Transferability: The consistency of subnetworks across different conditions suggests that knowledge about important parameters might be transferable, potentially speeding up finetuning for new, similar tasks or with different RL algorithms.
LoRA vs. Intrinsic Sparsity: While LoRA imposes low-rank updates, RL intrinsically finds sparse, full-rank updates. This suggests that current parameter-efficient finetuning methods (PEFTs) like LoRA might not fully capture the natural optimization path of RL. Future PEFTs could try to identify and train these sparse, full-rank subnetworks.
SFT vs. RL Parameter Updates: The stark difference (dense SFT updates vs. sparse RL updates) provides a quantifiable distinction in how these two popular finetuning paradigms alter the base model.

Implementation Details from Experiments:

Sparsity Calculation: Sparsity is $1 - (\text{number of non-zero elements in } (\theta^1 - \theta^0)) / n$ , where $\theta^0$ and $\theta^1$ are parameters before and after finetuning, and $n$ is the total number of parameters.
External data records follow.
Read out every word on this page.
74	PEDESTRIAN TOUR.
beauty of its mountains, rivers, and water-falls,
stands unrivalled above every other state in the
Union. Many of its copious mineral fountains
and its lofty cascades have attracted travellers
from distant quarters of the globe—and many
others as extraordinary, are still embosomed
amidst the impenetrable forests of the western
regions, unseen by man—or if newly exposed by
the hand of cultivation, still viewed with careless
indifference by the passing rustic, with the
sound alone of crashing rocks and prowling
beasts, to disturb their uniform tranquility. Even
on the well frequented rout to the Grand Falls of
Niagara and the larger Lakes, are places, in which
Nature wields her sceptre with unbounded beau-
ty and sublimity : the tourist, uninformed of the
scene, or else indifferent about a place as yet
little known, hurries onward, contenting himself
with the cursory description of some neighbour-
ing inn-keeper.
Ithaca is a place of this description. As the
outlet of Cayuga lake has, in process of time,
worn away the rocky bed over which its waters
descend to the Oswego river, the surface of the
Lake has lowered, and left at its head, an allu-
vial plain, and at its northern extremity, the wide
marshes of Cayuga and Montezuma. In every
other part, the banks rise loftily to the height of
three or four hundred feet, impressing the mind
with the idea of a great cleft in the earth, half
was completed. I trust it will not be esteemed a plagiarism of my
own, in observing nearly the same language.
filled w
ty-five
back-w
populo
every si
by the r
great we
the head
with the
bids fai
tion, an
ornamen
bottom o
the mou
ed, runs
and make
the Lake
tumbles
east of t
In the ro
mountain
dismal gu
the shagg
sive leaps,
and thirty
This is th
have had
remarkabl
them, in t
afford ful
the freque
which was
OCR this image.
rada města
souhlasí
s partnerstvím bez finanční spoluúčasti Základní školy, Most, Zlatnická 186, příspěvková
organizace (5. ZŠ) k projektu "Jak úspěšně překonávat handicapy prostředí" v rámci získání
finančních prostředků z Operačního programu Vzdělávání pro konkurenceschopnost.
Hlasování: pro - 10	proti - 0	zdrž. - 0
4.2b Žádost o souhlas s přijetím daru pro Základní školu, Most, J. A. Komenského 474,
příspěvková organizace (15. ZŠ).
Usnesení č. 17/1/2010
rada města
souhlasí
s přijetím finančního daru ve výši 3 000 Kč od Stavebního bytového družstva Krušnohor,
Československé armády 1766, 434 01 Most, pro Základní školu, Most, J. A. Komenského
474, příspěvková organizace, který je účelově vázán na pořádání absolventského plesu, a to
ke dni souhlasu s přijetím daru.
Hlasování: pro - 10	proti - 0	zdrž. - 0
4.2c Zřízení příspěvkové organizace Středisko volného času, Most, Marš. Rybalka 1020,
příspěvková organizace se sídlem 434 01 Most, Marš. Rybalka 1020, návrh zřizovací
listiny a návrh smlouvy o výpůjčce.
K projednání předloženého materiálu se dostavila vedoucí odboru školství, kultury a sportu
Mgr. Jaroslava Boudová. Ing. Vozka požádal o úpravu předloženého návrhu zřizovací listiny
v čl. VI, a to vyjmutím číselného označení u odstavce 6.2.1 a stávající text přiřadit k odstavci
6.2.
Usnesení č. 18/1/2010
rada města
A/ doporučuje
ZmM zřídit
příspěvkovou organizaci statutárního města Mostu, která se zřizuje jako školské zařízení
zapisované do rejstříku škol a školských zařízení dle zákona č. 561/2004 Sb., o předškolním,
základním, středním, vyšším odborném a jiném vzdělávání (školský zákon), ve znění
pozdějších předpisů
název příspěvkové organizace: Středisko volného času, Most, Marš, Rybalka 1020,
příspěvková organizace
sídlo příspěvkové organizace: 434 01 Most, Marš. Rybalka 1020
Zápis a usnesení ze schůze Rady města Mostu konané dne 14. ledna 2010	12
A tolerance of $10^{-5}$ is used to define "non-zero" for bfloat16 values.
Models Analyzed: Publicly available checkpoints from Hugging Face for models like Tulu, Eurus, DeepSeek Math, and others finetuned with DPO, GRPO, ORPO, KTO, PPO, SimPO, PRIME.
Subnetwork Finetuning Setup:
- DPO: Implemented with Open-Instruct, LLaMA-3.1-Tulu-3-8B-SFT base model, batch size 128, LR $5 \times 10^{-7}$ , 1 epoch on allenai/llama-3.1-tulu-3-8b-preference-mixture.
- PRIME: Implemented with verl, Qwen2.5-Math-7B base model (Eurus-2-7B-SFT in paper, but Appendix mentions Qwen2.5 for PRIME hyperparams), batch size 64, actor LR $5 \times 10^{-7}$ , reward LR $1 \times 10^{-6}$ , 15 epochs on GSM8K and MATH.
Consistency Experiments: Controlled ablations on Llama-3.1-Tulu-3-8B-SFT, varying seeds, using Tulu preference data vs. PRIME rollout data.

The paper concludes that training on in-distribution data is a key reason for this sparsity, opening avenues for more efficient RLHF strategies that leverage this intrinsic property of LLM finetuning.